Is this really how a lot of people understand the term autism spectrum? Obviously there are manY people who do not know pretty much anything about autism, but is this really a common misunderstanding.

marssaxman 3 hours ago | parent | next [-]

When I was young, "autism" was seen as a severe and generally debilitating mental disorder, and "Asperger's syndrome" was known as an affliction with similar but less dramatic symptoms. When the two were folded together into "Autism spectrum disorder", it was quite natural to understand this as a declaration that "autism" was not a singular condition but a trait you might have more or less of, that what we had previously called "Asperger's" was just "autism" in a less severe form, and that the "autism spectrum" described the amount of autism you had, ranging from none to a great deal. This is still supported in pop psychology by are-you-autistic questionnaires yielding a numeric score, and it was always kind of baked into general discussion of autism by Hans Asperger's original "extreme male brain" theory.

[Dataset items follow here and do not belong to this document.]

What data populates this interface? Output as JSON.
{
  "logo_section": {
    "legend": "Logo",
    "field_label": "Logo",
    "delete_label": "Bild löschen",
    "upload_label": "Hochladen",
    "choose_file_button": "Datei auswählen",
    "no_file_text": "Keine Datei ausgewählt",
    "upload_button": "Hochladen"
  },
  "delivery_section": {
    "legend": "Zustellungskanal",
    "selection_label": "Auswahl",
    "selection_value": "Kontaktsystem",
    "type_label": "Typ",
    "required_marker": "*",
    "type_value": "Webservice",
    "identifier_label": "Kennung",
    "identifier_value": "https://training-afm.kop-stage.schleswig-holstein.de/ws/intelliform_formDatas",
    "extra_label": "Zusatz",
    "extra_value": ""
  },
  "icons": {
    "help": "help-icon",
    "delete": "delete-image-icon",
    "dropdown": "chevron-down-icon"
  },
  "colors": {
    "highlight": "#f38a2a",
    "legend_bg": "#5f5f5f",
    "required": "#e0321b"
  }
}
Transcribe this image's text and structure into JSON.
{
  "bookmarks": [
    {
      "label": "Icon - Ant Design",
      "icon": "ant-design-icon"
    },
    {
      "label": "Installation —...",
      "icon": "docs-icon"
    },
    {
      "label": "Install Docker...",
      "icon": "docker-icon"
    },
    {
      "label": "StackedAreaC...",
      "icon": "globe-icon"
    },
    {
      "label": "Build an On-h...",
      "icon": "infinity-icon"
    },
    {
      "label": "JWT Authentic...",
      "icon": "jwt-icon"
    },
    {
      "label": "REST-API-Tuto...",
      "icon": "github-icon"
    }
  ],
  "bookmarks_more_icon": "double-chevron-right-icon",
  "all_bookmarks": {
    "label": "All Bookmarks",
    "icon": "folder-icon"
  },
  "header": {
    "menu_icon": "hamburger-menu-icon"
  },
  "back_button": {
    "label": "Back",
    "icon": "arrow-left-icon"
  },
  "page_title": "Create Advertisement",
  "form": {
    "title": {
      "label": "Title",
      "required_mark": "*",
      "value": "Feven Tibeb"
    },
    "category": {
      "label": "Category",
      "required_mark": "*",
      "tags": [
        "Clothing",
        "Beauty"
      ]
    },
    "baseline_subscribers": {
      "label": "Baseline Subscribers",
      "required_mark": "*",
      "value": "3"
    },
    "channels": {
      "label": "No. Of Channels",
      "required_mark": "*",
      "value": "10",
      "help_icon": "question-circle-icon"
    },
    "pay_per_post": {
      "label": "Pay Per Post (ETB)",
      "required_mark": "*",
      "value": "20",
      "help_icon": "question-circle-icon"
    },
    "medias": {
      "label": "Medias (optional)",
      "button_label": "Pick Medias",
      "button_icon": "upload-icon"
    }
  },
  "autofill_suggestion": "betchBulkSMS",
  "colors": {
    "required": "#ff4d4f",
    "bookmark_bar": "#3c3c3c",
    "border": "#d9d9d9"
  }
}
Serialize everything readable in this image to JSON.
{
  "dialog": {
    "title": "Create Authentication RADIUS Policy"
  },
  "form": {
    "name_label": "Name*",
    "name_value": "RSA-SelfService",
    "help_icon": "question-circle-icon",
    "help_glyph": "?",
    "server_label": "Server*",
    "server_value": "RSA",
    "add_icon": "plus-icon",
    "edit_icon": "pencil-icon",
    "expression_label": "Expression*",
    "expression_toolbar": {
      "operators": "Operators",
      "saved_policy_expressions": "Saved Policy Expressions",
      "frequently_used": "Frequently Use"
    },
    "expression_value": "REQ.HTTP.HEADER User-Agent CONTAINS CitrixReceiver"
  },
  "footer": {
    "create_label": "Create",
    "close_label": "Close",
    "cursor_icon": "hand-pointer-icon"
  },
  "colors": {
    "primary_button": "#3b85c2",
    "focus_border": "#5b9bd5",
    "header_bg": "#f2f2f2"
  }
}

I must confess that I cannot make any sense of autism anymore, under the multidimensional-multi-spectrum definition used in this article; it seems to be all kinds of different things, or none of them, and I have no idea what it is that different people who have autism are supposed to have in common, such that the same term ought to be used to describe them. The only concrete idea I can find in the concept of "autism" now is the proposition that different people's minds work differently, which I would have taken to be obvious. Of course this is all very far from any area in which I may have expertise.

fredmcawesome 5 hours ago | parent | prev [-]

I think it is, most people think gradient by default.

aforwardslash 4 hours ago | parent [-]

As someone diagnosed recently, I can confirm this. People think it is a linear set of symptoms/traits, and not a bouquet of clues. Disclaimer: I previously was one of those people, and I typically dont give a rats ass on what people think :)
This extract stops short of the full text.